My body, my choice.

Almost everyone who has been on any social media platform in the last two years has seen or heard the words “My body, my choice”. For those who haven’t heard it, it is the pro-choice movement that has recently surfaced with the talk of defunding Planned Parent-hood. The whole idea behind this movement is that you should be able to choose what you want to happen to your body, and no one else can tell you what to do with it. In the case of this movement, it deals with the ideas of whether a woman should be able to get an abortion or not. However, when looking at it in a much less controversial light, the basis of this argument is to let me do whatever the heck I want with MY body. 

In todays time, the younger generations have more freedom than past generations did. We can dress how we want, say what we want and within reason, do what we want. The younger generations are the generations that can change the future for the better, and we can see them trying with each new movement that pops up. 

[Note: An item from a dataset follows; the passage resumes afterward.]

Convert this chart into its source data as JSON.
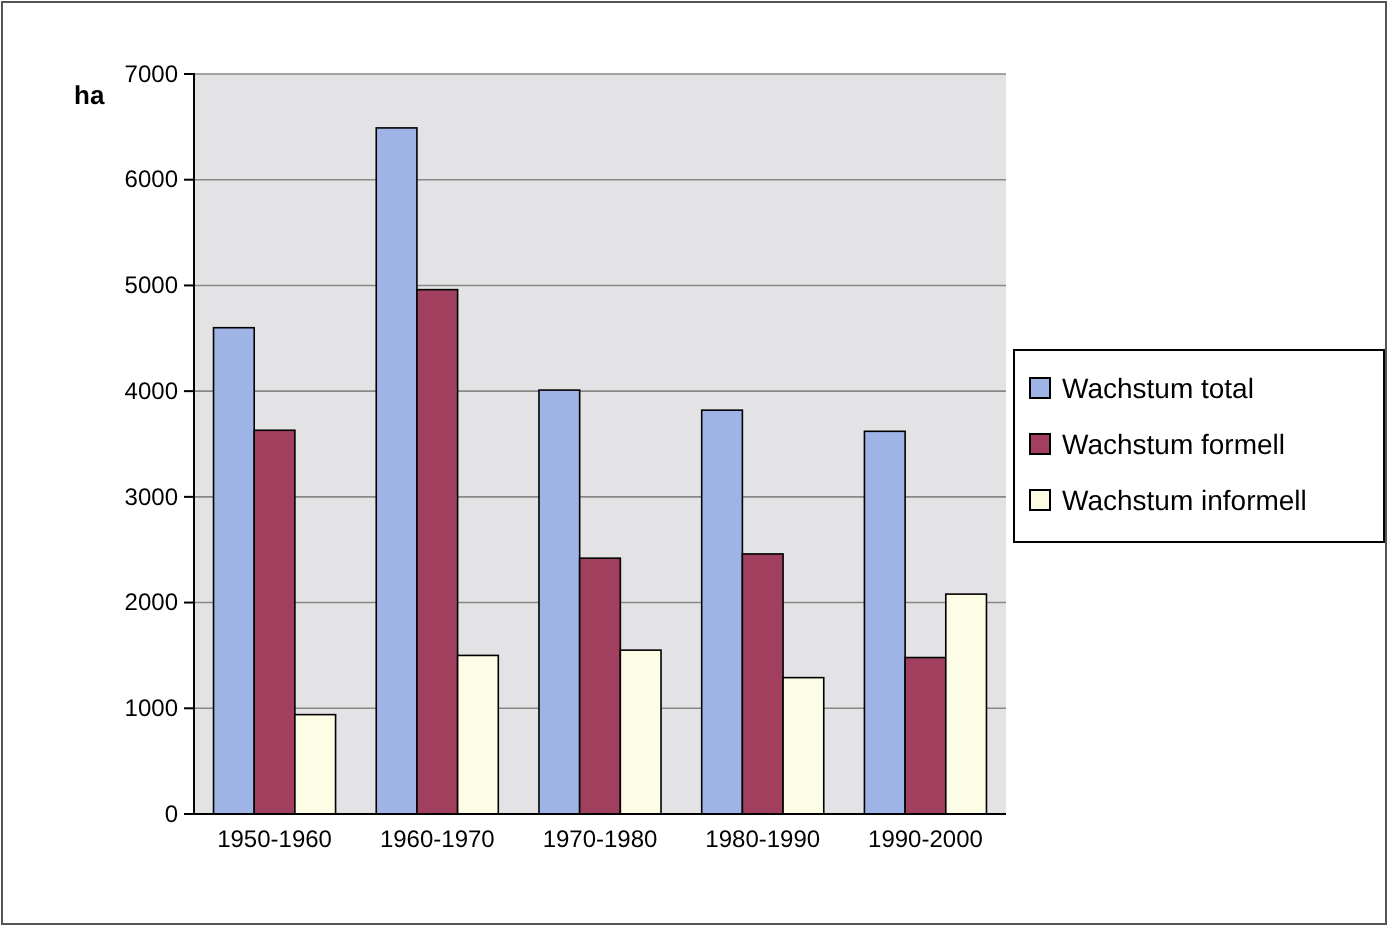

When I think of “My body, my choice” I think of the ability to be able to do what I want with my body because I have control over my body and what happens to it. For many of us, this is true, but for African Americans, it was not always the case. In Medical Apartheid, Harriet A. Washington writes of many accounts where African Americans had no say over what happened to their bodies. Medical experiments were done on them when they were alive, and their dead bodies were awarded to medical schools for medical research without alerting their families. Washington talks about one man named Cade who went to the hospital for severe injuries that caused doctors to believe he would not make it through the night. Cade was able to get better within a few days but unbeknownst to him, his doctors were under contract with the AEC (216). Without being given a choice, he was injected with plutonium. After this, he was kept in the hospital for six months after this where they pulled his teeth and took bone samples to see the effects of the plutonium. While Cade did go on to live a happy and healthy life, he did not get to choose what happened to his body. His ability to choose was taken away the minute they chose to not inform him of what was happening. 

Cade was never given the option to choose what happened to him, he was never given any options. Not only is this taking away his right to choose, but it is also dehumanizing. Human beings should be able to choose and give their consent before medical procedures are done to them and this was something never available to Cade. Because they needed to find out the effects of plutonium on the human body they used Cade as a vehicle for medical research taking away his choice to choose to allow this to happen or not. 

With the “My body, my choice” movement that has recently surfaced, supporters believed that they should get to choose what happens to their body. This is a theme that sits with me as everyone, should be able to get the options to choose what happens with their bodies.